Sunday, 14 June 2026

セキレイの巣作り

6月は衣替えの季節である。昔はこの時期、冬物の背広やオーバーをクリーニングに出していた。今は一年中ジーンズで過ごしているから、そんな煩わしさもない。改めて「社会生活って大変だった」と思う。

衣替えは人間だけでなく、犬も同じである。冬用のモコモコした毛が一気に生え変わる。毎日の毛すきが大変だが、庭に落ちた毛は小鳥たちが拾っていく。

巣作りを始めたのだろうか、毎朝やって来るセキレイは暫く木の上から見ていて、大丈夫だと分かるとサッと降りてくる。口一ぱいに抱えて持って行く姿は微笑ましい。「フカフカした最高の巣になるだろう!」と、エコをやっている気持ちになる。

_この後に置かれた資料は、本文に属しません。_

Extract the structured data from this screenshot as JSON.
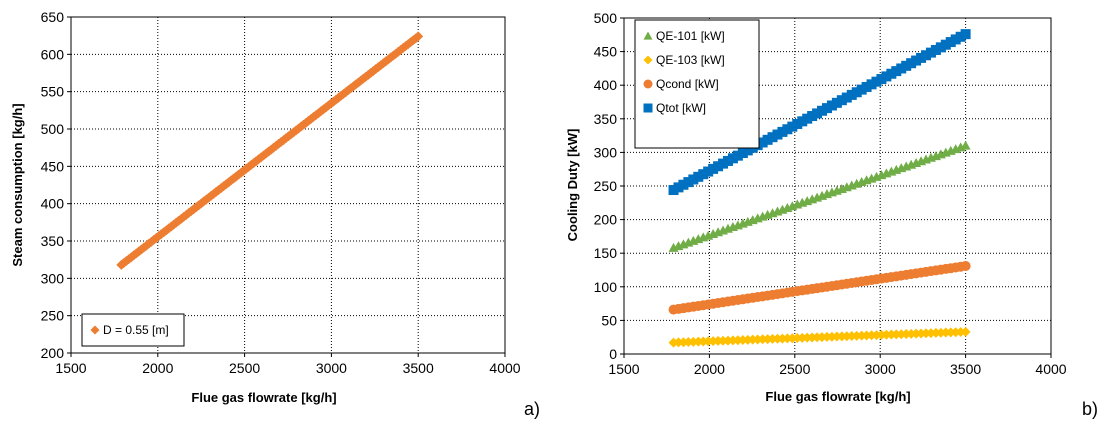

処がそのやって来た小鳥が、時としてガラスに激突して失神する。一度は暫くして意識が回復し飛び立って行ったが、2回目はショックで死んでしまった。ベランダにいつまでも置いておくわけには行かないから、庭に出すと翌朝羽だけが散らばっていた。跡形もなく、自然界の厳しさが伝わってきた。

カラスも巣作りをする。ただ此方は可愛くない。随分前だが、高いスギノキの先にハンガーを集めては巣を作り出した事がある。危ないとは知っていたが、防災用のヘルメットを被って撤去した。頭上ではそれを見ていたカラスが、カーカーと旋回しそれは怖かった。

翌年から区役所に頼むことにした。ただ係員の人は、撤去は卵が孵ってからにするという。産卵時のカラスは警戒心が強いが、雛になるとそれも和らぐらしい。まだ毛が生えていない雛を持って行く光景は、あまり気持ちのいいものではなかった。